Monday, March 13, 2006
Personal Reflections on Religion Today
Events of the past several years seem to indicate that religion causes most of the grief in this world of ours. Why is it that keeps us at loggerheads -- often violent, if not murderous -- when the tenants of most of the worlds religions teach love, peace and tolerance? Why is it that we must believe there is only 'One True Way' and it is 'My Way'.
I am a Christian and was brought up in a family that went to church every Sunday and my parents have always worked hard to live by their beliefs. There was a time when my father was very rigid in his theology, but he never believed that non-believers were condemned in some way or in some other way were not 'worthy' as Christians or non-Christians. It was interesting to see him change much of his theology as he grew older. I never would have believed that he would have come to accept the idea of women priests in the Anglican Church -- but he did. His theology came of age with age.
But it is much easier to be open-minded about different cultures and beliefs when separated by space and time. When I grew up it was rare to be exposed to different ethnic cultures. The first Muslim I ever met was an Afghan exchange student when I was a teenager, and it neve entered my head to think about what religion he might have been. He was just someone interesting from a long way away. Islam, Buddhism, Hinduism, even Judaeism where I grew up, were not issues that were of any importance to us. The religious issues we concentrated most on had to do with Protestants and Catholics and since I grew up in a very Anglo-Catholic household, Catholicism was not an issue for me -- other than to insist that Episcopalians were indeed as catholic as the Romans and that the Pope was the Bishop of Rome!
In high school I became very interest in Islam and I wrote a paper about it. It was my ambition to become an expert on the Middle East and to work for the United Nations. In those days Islam was still called Mohammedism -- at least it was where I came from. In those days I didn't think about the issues that I think about today, particularly the issue of women, not did I not consider the issue of women in Islam, I didn't consider the issue of women in the context of any religion.

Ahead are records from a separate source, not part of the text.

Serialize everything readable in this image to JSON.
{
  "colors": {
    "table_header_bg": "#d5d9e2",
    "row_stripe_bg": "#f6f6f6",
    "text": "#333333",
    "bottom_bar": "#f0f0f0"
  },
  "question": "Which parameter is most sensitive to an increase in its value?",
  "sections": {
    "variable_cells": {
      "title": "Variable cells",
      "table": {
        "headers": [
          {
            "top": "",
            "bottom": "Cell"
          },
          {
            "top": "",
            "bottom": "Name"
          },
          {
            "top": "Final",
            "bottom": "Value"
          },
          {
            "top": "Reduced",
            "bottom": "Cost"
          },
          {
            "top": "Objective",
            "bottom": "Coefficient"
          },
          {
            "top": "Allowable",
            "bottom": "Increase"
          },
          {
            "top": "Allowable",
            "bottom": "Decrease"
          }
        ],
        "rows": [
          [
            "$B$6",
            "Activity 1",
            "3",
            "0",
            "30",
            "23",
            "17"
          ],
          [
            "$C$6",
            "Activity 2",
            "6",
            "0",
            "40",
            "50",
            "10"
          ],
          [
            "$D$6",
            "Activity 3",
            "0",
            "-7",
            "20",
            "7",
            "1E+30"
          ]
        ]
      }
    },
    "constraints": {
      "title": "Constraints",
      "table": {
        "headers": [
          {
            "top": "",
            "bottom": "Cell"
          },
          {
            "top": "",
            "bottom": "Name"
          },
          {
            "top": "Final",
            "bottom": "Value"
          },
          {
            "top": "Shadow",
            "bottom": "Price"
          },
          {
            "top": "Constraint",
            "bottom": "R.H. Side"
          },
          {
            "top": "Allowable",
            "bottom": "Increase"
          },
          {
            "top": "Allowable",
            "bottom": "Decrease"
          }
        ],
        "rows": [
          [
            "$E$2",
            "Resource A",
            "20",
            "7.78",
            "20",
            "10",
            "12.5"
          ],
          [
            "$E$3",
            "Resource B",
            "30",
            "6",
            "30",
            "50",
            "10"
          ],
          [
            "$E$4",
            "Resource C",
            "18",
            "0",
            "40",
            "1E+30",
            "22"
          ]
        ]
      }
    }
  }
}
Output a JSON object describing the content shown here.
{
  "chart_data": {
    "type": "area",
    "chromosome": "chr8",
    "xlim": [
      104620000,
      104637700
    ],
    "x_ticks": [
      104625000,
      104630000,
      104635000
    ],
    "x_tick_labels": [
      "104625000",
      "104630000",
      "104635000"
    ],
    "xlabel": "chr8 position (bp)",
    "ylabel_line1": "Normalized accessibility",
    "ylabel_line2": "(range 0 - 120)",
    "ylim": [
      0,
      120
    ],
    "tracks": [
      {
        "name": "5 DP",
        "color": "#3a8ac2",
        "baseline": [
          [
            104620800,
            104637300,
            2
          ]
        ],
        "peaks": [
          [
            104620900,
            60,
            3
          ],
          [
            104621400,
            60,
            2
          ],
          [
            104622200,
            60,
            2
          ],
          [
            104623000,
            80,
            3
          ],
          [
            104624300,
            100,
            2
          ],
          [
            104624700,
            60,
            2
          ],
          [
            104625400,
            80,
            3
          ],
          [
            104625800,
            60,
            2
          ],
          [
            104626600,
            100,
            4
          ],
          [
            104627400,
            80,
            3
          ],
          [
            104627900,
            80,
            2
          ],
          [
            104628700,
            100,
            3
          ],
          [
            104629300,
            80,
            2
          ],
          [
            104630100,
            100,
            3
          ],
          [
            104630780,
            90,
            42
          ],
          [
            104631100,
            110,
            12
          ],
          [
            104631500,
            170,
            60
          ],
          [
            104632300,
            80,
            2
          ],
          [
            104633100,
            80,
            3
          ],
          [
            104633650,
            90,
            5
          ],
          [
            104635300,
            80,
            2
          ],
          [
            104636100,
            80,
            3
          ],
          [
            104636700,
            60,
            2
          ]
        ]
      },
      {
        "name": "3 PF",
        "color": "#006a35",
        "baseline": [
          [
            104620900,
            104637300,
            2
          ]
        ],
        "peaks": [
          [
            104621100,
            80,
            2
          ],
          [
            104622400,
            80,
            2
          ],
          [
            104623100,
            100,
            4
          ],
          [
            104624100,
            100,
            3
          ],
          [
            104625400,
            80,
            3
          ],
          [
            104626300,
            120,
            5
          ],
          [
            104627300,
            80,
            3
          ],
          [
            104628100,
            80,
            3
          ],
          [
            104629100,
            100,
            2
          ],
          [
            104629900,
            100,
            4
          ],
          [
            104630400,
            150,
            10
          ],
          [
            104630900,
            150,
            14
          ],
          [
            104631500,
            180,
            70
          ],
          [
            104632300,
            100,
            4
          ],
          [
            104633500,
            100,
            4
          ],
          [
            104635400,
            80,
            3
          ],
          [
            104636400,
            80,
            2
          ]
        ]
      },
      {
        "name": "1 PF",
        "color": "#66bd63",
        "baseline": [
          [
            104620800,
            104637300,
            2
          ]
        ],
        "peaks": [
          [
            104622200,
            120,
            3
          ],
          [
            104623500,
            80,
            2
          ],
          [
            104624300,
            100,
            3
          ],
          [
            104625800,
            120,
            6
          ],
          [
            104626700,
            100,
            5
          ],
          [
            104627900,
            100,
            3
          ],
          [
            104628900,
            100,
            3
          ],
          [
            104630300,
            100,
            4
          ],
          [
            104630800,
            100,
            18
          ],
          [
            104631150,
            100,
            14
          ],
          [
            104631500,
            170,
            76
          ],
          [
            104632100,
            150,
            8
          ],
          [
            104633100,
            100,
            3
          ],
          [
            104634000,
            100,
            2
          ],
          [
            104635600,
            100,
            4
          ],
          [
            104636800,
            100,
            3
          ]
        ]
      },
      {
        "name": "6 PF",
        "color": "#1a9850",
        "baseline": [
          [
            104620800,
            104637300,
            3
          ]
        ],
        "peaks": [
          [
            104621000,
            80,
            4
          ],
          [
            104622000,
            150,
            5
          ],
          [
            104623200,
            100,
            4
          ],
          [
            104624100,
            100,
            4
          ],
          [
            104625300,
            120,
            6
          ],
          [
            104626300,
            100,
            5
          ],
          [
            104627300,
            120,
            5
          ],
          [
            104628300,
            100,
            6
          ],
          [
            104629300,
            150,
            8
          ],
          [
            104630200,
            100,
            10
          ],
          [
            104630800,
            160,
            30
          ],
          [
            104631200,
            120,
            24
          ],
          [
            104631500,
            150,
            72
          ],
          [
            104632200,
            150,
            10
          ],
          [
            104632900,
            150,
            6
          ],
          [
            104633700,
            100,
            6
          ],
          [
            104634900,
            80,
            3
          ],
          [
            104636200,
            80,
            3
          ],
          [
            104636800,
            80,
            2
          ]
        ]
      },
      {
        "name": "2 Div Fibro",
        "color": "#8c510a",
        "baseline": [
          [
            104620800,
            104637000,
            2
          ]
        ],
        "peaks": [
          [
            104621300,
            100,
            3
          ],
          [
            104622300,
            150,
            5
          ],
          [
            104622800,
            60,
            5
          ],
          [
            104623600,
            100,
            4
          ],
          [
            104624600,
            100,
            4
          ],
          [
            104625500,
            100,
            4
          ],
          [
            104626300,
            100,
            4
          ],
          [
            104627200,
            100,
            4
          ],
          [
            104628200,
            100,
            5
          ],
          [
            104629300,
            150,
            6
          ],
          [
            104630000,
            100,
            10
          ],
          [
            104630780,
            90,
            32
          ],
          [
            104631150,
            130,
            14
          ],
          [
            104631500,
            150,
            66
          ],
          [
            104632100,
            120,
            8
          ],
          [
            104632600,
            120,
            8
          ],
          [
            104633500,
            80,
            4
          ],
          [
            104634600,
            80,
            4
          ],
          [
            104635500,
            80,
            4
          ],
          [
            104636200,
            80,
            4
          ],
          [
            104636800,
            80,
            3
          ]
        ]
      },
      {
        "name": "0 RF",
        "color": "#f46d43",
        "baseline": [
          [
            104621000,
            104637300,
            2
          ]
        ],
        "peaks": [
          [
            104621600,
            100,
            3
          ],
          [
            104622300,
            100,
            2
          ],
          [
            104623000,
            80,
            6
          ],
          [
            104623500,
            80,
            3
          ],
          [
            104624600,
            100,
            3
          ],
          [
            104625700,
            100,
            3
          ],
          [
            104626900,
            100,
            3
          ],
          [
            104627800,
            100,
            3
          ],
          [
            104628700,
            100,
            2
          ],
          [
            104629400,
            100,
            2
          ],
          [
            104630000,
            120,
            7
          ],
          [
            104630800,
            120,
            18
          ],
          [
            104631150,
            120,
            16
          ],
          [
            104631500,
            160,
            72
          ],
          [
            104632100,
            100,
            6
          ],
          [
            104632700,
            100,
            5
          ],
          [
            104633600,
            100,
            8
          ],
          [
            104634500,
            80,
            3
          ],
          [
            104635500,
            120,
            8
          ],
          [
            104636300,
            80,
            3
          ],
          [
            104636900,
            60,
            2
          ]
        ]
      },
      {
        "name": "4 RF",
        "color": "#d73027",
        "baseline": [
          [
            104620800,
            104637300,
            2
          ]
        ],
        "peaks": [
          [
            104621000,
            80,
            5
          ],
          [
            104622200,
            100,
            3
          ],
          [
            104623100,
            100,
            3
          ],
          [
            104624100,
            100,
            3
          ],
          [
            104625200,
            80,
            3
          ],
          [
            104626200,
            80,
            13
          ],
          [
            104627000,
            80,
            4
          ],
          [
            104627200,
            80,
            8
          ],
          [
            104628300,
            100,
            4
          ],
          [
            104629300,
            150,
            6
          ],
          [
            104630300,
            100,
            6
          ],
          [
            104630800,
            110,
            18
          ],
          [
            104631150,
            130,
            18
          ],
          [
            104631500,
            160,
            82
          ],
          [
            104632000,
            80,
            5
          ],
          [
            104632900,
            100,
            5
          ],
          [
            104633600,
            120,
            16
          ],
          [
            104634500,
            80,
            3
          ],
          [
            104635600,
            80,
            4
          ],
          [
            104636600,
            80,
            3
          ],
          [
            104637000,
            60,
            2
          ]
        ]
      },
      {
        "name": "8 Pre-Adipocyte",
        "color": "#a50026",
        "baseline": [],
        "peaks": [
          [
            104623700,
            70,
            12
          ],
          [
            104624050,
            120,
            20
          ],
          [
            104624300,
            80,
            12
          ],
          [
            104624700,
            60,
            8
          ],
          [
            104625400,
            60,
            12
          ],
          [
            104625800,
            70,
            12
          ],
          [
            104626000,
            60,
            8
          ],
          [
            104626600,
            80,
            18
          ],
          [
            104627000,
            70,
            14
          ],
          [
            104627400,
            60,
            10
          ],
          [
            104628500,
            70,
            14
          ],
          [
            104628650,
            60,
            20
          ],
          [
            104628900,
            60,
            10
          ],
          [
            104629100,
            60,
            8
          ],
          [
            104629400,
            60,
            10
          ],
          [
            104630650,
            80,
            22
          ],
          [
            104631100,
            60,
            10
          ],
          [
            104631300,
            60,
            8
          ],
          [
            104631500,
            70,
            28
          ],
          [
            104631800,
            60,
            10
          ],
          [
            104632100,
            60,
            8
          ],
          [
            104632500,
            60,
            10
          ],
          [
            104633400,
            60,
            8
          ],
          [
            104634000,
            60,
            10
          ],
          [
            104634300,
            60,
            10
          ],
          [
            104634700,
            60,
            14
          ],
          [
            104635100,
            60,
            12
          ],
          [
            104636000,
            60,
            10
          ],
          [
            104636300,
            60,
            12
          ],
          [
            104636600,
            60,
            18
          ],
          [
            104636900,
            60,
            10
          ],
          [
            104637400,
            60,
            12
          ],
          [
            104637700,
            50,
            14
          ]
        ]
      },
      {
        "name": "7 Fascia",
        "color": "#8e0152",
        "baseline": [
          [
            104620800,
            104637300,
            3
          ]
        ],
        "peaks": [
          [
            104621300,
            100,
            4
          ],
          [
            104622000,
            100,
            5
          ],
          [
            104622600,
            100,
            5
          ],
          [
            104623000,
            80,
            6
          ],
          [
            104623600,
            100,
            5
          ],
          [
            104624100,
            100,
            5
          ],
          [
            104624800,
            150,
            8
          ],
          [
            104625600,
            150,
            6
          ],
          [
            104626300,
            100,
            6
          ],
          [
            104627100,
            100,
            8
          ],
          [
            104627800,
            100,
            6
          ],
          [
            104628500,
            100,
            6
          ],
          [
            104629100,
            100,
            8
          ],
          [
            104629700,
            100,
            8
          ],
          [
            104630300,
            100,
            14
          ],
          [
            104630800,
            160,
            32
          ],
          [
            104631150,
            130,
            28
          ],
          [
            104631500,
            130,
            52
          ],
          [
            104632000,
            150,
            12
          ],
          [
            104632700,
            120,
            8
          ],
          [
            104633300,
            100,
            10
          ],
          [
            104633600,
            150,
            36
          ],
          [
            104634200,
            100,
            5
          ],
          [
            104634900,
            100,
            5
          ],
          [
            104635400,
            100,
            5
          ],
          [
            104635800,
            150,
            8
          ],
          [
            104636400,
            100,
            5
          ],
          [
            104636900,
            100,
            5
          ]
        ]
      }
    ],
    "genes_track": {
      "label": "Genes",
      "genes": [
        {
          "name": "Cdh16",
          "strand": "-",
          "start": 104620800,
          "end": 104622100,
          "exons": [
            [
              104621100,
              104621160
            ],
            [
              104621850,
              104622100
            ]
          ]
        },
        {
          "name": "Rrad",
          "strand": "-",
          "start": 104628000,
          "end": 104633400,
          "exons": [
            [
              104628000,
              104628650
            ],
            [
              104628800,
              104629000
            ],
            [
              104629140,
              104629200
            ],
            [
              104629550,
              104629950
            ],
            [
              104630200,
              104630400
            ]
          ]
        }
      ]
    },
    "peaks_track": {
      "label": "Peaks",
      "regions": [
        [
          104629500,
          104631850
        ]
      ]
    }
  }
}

It constantly seems to me that the battles that have been fought over religion both verbally and physically are the same: Muslim fights Muslim; Christians denigrate other Christians; Jews cannot agree with each other any more than any other group. I have a real problem with narrow minded Christians that believe in a narrow-minded God. I have a problem with Muslims that talk about 'Jihad' but object to the word 'Crusade' -- it's all violence. I have a problem with Israelis that took hold of Israel using terrorist methods.
And as with many other things it is the loud mouths that we hear, not the soft-spoken. It is the fury that makes the news and shatters our worlds with unspeakable deeds. But it would also behoove us to remember that the fury, the roar of aprobium was born of the silent, quiet, greed of the insidious and powerful. It is born of global corruption that has no religion and which is Godless. It gave birth to unsacred riches, which blind us and tear us apart.